Have we moved in to a parallel universe? It feels like it today.
First we have BASC’s acting chief executive, Christopher Grafficus, admitting there are “criminals among us” and urging his members to stop killing raptors (see here) before also admitting that the number of convicted gamekeepers “must be the tip of the iceberg” (see here).
And now BASC’s chairman, Peter Glenser, has written a short piece on BASC’s website calling for “honesty in the raptor debate”:
Hmmm. To be honest (as Peter Glenser wants), we’re not as convinced by Peter’s statement of intent as we were this morning with Christopher Graffius’ sincerity. There are a number of reasons for this.
Where was BASC’s ‘honesty’ in the evidence they submitted to last year’s Westminster debate on driven grouse shooting, about the extent of criminal behaviour on driven grouse moors? They claimed it was only undertaken by “a small minority of individuals”.
Where was BASC’s ‘honesty’ in December last year when a senior staff member was telling a Scottish Parliamentary Committee there was no need for game shoot licensing because
“Shotgun certificate holders are among the most law-abiding sector of society and any hint of illegal activity can lead to the right to hold a certificate, and the ability to shoot, being withdrawn”
when on the very same day, Peter Glenser (in his capacity as a barrister) was defending the right of a gamekeeper to have his firearms returned even though it was accepted by the court that this particular gamekeeper had been involved with storing poisons in a secret underground stash on a grouse moor?
Where was the ‘honesty’ last year when BASC’s Director of Northern England, Duncan Thomas, reportedly told a conference that it was ‘an absolute fact’ that disturbance from birdwatchers was the major factor in the losses of hen harriers from grouse moors and it wasn’t much to do with illegal persecution?
There are probably plenty of other examples we could cite if we could be bothered to look for them, and then there’s also BASC’s cynical attempts (e.g. here, here, here) to silence Chris Packham, on the pretence of being concerned about BBC impartiality but in reality probably being more concerned about Packham’s ‘celebrity’ status allowing him to reach a wide audience with his concerns about raptor persecution on driven grouse moors.

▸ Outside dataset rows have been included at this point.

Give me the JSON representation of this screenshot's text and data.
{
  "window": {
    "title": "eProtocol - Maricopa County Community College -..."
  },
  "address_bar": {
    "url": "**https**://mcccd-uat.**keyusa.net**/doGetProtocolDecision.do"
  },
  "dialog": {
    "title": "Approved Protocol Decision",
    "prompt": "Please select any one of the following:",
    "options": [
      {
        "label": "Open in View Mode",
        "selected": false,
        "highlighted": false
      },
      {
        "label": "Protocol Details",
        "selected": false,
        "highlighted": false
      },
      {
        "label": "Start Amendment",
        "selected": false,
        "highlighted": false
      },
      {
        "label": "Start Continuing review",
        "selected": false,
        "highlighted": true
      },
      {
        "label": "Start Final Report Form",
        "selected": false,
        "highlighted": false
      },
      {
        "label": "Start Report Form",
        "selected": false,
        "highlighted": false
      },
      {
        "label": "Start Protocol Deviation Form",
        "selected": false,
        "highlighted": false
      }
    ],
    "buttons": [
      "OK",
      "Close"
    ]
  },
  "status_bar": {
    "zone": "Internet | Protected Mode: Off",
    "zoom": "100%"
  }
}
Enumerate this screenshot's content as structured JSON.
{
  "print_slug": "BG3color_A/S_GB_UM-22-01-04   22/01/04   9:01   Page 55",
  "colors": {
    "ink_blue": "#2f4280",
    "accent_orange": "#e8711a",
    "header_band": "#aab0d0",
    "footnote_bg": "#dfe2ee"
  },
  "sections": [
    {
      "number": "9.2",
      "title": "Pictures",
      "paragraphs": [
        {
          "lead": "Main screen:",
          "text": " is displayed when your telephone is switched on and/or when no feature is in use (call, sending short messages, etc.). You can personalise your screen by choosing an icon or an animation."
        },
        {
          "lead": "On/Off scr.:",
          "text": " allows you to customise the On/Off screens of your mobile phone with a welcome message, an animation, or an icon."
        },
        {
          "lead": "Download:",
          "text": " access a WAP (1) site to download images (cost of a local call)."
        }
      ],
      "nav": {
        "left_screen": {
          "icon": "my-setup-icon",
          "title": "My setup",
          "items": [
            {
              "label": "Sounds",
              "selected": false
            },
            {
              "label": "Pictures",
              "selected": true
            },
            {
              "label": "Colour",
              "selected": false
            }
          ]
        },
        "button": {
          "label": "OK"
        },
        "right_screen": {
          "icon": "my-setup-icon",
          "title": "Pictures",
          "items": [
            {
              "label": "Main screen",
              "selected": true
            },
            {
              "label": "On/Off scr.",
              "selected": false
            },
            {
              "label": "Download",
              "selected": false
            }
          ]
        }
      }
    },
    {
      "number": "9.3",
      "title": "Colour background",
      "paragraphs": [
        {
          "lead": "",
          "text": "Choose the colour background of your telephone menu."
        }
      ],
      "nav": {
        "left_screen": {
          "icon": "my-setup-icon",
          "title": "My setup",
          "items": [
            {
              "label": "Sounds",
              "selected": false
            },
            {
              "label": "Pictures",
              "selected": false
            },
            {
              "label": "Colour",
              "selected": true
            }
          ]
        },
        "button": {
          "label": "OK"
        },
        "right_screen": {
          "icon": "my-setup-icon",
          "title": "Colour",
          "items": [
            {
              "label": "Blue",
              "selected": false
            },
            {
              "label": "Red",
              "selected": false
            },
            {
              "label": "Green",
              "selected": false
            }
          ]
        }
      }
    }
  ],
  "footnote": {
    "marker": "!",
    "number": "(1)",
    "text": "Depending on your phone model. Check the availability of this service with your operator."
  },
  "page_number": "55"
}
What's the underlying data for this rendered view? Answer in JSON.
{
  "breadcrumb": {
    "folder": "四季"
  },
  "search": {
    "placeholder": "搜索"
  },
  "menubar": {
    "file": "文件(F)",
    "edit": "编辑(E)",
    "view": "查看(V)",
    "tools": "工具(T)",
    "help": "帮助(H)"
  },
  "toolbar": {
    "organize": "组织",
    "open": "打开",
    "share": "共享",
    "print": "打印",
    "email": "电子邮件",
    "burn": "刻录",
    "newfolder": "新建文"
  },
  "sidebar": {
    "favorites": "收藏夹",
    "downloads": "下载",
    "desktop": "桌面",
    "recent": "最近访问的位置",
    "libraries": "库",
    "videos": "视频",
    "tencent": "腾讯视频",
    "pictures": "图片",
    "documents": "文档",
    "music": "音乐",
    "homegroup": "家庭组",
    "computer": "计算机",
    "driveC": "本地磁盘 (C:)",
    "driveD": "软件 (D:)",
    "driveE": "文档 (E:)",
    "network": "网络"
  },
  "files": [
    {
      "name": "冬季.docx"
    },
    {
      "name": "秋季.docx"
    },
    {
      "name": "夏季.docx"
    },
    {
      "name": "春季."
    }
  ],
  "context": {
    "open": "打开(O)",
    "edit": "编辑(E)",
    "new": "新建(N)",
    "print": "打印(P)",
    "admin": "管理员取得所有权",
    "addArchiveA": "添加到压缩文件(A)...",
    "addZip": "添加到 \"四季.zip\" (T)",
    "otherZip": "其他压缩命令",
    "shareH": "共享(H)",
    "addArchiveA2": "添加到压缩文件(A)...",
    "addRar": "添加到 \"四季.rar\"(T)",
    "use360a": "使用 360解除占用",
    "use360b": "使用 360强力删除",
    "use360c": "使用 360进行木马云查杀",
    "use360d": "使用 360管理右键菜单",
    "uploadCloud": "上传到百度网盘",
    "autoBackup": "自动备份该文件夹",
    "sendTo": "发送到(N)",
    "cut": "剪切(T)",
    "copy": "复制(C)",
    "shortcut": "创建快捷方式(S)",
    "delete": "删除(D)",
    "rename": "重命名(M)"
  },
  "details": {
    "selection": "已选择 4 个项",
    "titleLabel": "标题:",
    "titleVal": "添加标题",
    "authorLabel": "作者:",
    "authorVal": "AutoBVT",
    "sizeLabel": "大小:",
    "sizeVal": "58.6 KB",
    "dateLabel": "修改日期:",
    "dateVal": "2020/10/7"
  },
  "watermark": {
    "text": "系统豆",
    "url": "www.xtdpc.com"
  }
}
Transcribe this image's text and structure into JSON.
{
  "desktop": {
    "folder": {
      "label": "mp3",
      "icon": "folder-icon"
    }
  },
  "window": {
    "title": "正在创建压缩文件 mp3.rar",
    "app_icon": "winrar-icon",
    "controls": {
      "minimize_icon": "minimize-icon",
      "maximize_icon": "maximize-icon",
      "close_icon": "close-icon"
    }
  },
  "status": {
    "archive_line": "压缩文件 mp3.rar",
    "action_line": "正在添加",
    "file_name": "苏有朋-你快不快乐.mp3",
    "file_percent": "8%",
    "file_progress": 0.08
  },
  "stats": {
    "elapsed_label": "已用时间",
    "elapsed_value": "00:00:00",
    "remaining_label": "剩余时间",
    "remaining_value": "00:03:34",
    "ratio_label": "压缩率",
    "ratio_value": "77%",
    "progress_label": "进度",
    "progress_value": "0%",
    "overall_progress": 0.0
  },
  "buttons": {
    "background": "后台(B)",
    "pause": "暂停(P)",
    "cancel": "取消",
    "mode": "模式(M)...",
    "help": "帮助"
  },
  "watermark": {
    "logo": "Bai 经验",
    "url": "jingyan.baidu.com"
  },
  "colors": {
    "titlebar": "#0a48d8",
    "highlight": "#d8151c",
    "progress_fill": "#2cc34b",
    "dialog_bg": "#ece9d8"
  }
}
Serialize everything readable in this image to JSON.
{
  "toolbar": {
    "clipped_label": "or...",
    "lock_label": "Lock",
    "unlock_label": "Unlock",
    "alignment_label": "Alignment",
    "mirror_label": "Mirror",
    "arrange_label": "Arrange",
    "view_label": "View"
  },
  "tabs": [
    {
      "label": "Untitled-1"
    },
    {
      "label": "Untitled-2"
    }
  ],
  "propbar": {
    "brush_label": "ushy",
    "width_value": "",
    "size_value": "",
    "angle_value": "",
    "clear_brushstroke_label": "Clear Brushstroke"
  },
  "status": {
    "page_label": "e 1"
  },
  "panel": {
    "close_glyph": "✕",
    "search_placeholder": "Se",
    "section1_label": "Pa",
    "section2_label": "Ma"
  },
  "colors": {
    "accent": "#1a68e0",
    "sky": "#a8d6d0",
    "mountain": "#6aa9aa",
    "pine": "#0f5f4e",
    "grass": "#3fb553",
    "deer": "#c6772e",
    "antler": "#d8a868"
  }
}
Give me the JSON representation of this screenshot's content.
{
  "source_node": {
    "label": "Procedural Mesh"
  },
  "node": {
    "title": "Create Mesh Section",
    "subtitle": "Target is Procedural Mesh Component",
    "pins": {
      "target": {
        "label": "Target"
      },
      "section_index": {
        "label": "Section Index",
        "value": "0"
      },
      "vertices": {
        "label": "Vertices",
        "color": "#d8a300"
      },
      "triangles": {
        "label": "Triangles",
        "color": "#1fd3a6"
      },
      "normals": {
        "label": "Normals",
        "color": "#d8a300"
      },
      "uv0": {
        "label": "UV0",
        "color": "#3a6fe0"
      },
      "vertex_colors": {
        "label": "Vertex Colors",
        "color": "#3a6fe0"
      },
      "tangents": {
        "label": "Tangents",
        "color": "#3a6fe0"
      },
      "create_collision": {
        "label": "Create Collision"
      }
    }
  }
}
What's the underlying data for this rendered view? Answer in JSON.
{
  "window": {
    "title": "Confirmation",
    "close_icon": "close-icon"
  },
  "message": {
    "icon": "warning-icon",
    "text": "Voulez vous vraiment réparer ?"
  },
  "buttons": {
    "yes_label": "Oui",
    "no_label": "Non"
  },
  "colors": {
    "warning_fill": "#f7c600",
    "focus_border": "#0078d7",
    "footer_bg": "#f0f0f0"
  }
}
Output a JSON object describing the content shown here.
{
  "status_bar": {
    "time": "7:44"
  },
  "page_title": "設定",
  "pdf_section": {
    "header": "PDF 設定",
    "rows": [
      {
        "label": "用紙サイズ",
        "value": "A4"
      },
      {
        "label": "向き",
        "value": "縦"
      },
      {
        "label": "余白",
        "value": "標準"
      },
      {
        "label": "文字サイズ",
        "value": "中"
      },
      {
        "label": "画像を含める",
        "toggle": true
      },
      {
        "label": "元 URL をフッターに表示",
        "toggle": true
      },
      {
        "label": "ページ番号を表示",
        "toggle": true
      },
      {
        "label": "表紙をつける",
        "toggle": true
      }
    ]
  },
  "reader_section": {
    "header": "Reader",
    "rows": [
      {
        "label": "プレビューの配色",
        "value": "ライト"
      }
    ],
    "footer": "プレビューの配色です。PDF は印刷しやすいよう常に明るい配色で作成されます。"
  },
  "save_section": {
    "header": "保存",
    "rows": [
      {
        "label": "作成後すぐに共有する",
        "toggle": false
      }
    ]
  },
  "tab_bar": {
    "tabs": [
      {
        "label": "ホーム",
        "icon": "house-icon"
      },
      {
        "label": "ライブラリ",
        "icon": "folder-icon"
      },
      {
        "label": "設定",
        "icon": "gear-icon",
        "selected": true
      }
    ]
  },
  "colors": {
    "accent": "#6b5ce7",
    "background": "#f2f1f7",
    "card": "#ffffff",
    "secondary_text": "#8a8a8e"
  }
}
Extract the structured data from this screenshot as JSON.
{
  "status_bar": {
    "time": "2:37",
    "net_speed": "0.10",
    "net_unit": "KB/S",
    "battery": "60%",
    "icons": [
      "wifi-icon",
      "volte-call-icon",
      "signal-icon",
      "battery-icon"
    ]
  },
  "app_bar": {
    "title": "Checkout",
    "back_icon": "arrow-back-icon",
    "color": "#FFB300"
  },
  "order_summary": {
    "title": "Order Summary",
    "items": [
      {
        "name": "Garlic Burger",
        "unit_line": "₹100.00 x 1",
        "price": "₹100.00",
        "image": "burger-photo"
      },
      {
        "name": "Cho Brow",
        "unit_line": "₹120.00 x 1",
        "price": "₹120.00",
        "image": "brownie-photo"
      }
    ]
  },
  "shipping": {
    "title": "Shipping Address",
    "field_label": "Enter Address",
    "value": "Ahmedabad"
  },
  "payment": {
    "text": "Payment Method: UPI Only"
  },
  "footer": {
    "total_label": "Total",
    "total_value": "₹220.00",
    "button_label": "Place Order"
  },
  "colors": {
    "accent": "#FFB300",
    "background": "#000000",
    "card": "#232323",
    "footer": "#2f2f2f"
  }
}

We’re also a bit suspicious of Peter Glenser’s use of the phrase “the raptor debate”. There is no ‘raptor debate’. This is about the criminal offence of killing of birds of prey, that’s it. What we suspect Peter might be getting at by the use of this phrase is perhaps he thinks there should be a debate and the focus of that debate would be how many licences gamekeepers can get for legally killing raptors.
That debate, if it ever comes, is a long way away. The immediate issue, as Christopher Graffius recognised, is getting gamekeepers and land owners to stop killing raptors. And while we very much welcome BASC’s apparent commitment to this objective, the immediate and dismal response of the two gamekeeping organisations (NGO and SGA) shows just how difficult that will be.
We don’t know what has sparked these sudden declarations from BASC, although we’d love to know, but it might just be too little, too late. Scotland is already well down the path towards the introduction of a licensing scheme, mainly because the gamebird – shooting industry has comprehensively failed to self-regulate, since 1954! They’ve shown time after time, for decades, they simply can’t be trusted.
Whether BASC can organise the other members of the shooting community (i.e. the non-gamebird shooters) to rally against the criminals within the grouse and pheasant shooters, which is what BASC appears to be trying to do, then maybe, just maybe, they can salvage something from the train wreck that’s thundering their way.